Damon was too stunned to speak. He heard Alexia gasp, a sickened sound, and then Eirene spoke again.
“Yes,” she said, “they chose a certain kind of Darketan, but not just to find out if he could control the Lamia side of himself. They also knew Damon was capable of the kind of emotion that would help him understand human, and dhampir, nature.”
Eirene shook her head sadly. “That first time didn’t work,” she said. “The Darketan killed Jill, and Michael killed him before the Council could send agents to retrieve him.
So they sent you two out for the same purpose, hoping for a different result.”
“And they got it,” Theron said. He moved to join Alexia and Damon, as if to lend his support in their time of trial. “You were able to build the bridge, and help each other survive.”
“Because there was something special about Alexia, too,” Eirene said. She hesitated, glanced away and looked back again with even greater sorrow than before. “When I gave Alexia my blood twenty years ago, I left a part of myself inside her, a trace of my signature that was never extinguished.
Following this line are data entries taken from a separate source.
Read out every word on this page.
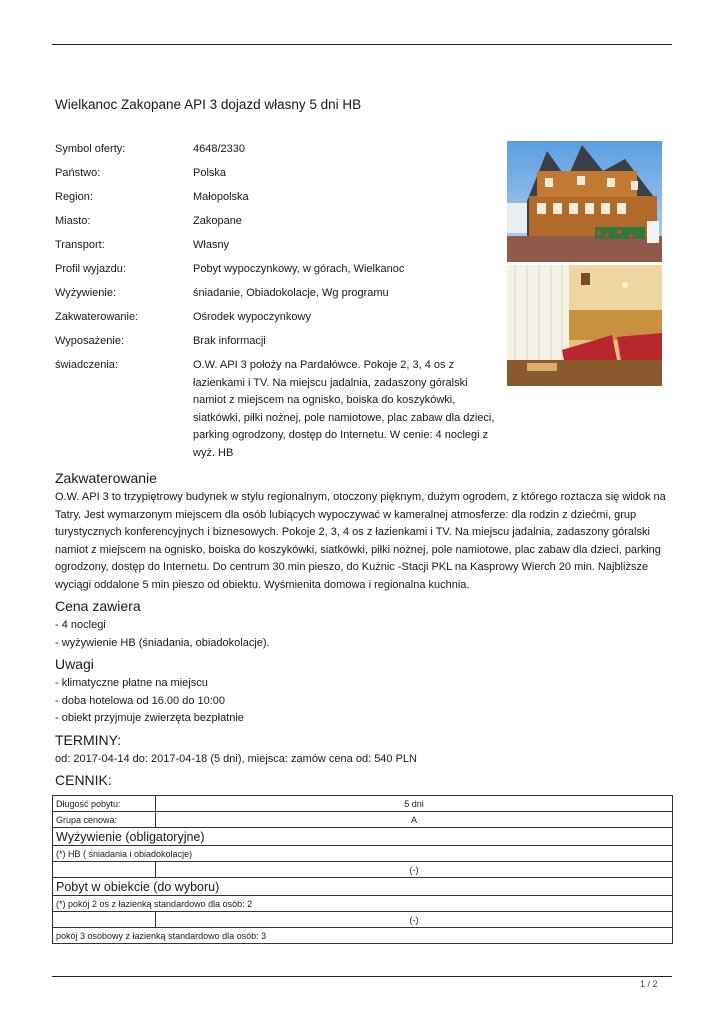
Wielkanoc Zakopane API 3 dojazd własny 5 dni HB
Symbol oferty:	4648/2330
Państwo:	Polska
Region:	Małopolska
Miasto:	Zakopane
Transport:	Własny
Profil wyjazdu:	Pobyt wypoczynkowy, w górach, Wielkanoc
Wyżywienie:	śniadanie, Obiadokolacje, Wg programu
Zakwaterowanie:	Ośrodek wypoczynkowy
Wyposażenie:	Brak informacji
świadczenia:	O.W. API 3 położy na Pardałówce. Pokoje 2, 3, 4 os z łazienkami i TV. Na miejscu jadalnia, zadaszony góralski namiot z miejscem na ognisko, boiska do koszykówki, siatkówki, piłki nożnej, pole namiotowe, plac zabaw dla dzieci, parking ogrodzony, dostęp do Internetu. W cenie: 4 noclegi z wyż. HB
Zakwaterowanie

O.W. API 3 to trzypiętrowy budynek w stylu regionalnym, otoczony pięknym, dużym ogrodem, z którego roztacza się widok na Tatry. Jest wymarzonym miejscem dla osób lubiących wypoczywać w kameralnej atmosferze: dla rodzin z dziećmi, grup turystycznych konferencyjnych i biznesowych. Pokoje 2, 3, 4 os z łazienkami i TV. Na miejscu jadalnia, zadaszony góralski namiot z miejscem na ognisko, boiska do koszykówki, siatkówki, piłki nożnej, pole namiotowe, plac zabaw dla dzieci, parking ogrodzony, dostęp do Internetu. Do centrum 30 min pieszo, do Kuźnic -Stacji PKL na Kasprowy Wierch 20 min. Najbliższe wyciągi oddalone 5 min pieszo od obiektu. Wyśmienita domowa i regionalna kuchnia.

Cena zawiera

- 4 noclegi

- wyżywienie HB (śniadania, obiadokolacje).

Uwagi

- klimatyczne płatne na miejscu

- doba hotelowa od 16.00 do 10:00

- obiekt przyjmuje zwierzęta bezpłatnie

TERMINY:

od: 2017-04-14 do: 2017-04-18 (5 dni), miejsca: zamów cena od: 540 PLN

CENNIK:
Długość pobytu:	5 dni
Grupa cenowa:	A
Wyżywienie (obligatoryjne)	
(*) HB ( śniadania i obiadokolacje)	
	(-)
Pobyt w obiekcie (do wyboru)	
(*) pokój 2 os z łazienką standardowo dla osób: 2	
	(-)
pokój 3 osobowy z łazienką standardowo dla osób: 3	
1 / 2
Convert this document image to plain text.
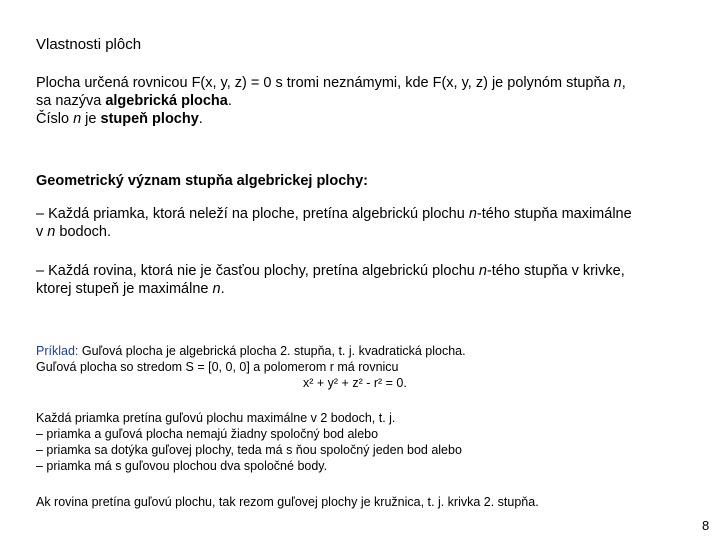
Vlastnosti plôch
Plocha určená rovnicou F(x, y, z) = 0 s tromi neznámymi, kde F(x, y, z) je polynóm stupňa n,
sa nazýva algebrická plocha.
Číslo n je stupeň plochy.
Geometrický význam stupňa algebrickej plochy:
– Každá priamka, ktorá neleží na ploche, pretína algebrickú plochu n-tého stupňa maximálne
v n bodoch.
– Každá rovina, ktorá nie je časťou plochy, pretína algebrickú plochu n-tého stupňa v krivke,
ktorej stupeň je maximálne n.
Príklad: Guľová plocha je algebrická plocha 2. stupňa, t. j. kvadratická plocha.
Guľová plocha so stredom S = [0, 0, 0] a polomerom r má rovnicu
x² + y² + z² - r² = 0.
Každá priamka pretína guľovú plochu maximálne v 2 bodoch, t. j.
– priamka a guľová plocha nemajú žiadny spoločný bod alebo
– priamka sa dotýka guľovej plochy, teda má s ňou spoločný jeden bod alebo
– priamka má s guľovou plochou dva spoločné body.
Ak rovina pretína guľovú plochu, tak rezom guľovej plochy je kružnica, t. j. krivka 2. stupňa.
8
Aegis chose Alexia for the experiment when they learned that I and Damon—” She swallowed. “When they, and the Council, realized that my previous connection to Damon might enable him to recognize that signature and be drawn to Alexia as he would be to no one else.”
The shock was so thick in the air that Damon could hardly breathe. He felt blindly for Alexia, desperate to make sure she was still breathing herself.
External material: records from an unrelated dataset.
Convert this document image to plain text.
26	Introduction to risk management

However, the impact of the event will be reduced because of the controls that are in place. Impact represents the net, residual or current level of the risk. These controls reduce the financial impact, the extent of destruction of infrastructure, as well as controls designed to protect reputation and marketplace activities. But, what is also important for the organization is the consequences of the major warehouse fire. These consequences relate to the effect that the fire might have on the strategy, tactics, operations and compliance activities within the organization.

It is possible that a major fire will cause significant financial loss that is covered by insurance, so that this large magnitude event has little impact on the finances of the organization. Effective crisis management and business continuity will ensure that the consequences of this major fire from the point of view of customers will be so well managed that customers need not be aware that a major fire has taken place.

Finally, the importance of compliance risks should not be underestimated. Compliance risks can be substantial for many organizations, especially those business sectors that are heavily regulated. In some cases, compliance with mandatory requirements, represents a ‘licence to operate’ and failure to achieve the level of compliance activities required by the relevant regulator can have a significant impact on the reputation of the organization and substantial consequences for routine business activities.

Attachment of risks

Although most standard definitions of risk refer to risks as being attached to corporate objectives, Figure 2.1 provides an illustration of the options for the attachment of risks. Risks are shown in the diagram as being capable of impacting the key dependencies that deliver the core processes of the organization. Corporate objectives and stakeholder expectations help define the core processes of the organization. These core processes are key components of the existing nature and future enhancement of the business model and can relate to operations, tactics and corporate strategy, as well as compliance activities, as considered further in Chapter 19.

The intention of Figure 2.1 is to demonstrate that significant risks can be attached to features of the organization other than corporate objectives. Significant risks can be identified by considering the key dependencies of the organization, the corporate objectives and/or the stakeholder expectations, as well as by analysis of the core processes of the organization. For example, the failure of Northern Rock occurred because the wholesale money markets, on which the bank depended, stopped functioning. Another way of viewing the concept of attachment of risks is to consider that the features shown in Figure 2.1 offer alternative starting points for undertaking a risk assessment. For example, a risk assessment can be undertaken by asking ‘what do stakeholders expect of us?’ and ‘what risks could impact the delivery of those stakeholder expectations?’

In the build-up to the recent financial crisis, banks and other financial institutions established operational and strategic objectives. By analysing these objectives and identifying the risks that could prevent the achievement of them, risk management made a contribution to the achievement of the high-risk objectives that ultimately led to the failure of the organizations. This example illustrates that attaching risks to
As if to prove his fears were unfounded, Alexia spoke again, though she almost seemed not to have heard what Eirene had just told them.
“Michael found out about the first experiment,” she said in a dazed voice. “Now it all makes sense. He managed to hide his knowledge so well that Aegis sent him in with me, even though his first partner had died under similar circumstances. He was supposed to leave me alone with Damon, but he had his own plans. He wanted to sabotage the second experiment, because he—” She nearly choked, and Damon reached out to steady her. His hand closed on empty air.
“He wasn’t the only one who didn’t want the experiment to succeed,” Sergius said, filling the unbearable silence. “The Expansionists also learned of it and determined to stop it by killing you and Damon. After all, were you to build the bridge Theron mentioned—” he nodded toward his former mentor “—it would scarcely benefit those who wanted war.”
“And Michael wanted war, as well,” Alexia said, her voice growing stronger, “no matter whom he destroyed in the process. He led the assassins to us. Lysander was one of them, and Michael made a deal that he’d deliver my patch to him as long as he and his men didn’t kill me. It all went as Michael planned, and he took my patch. But other operatives, presumably from the Council, killed two of the assassins before they could finish Damon off, and Michael fled.”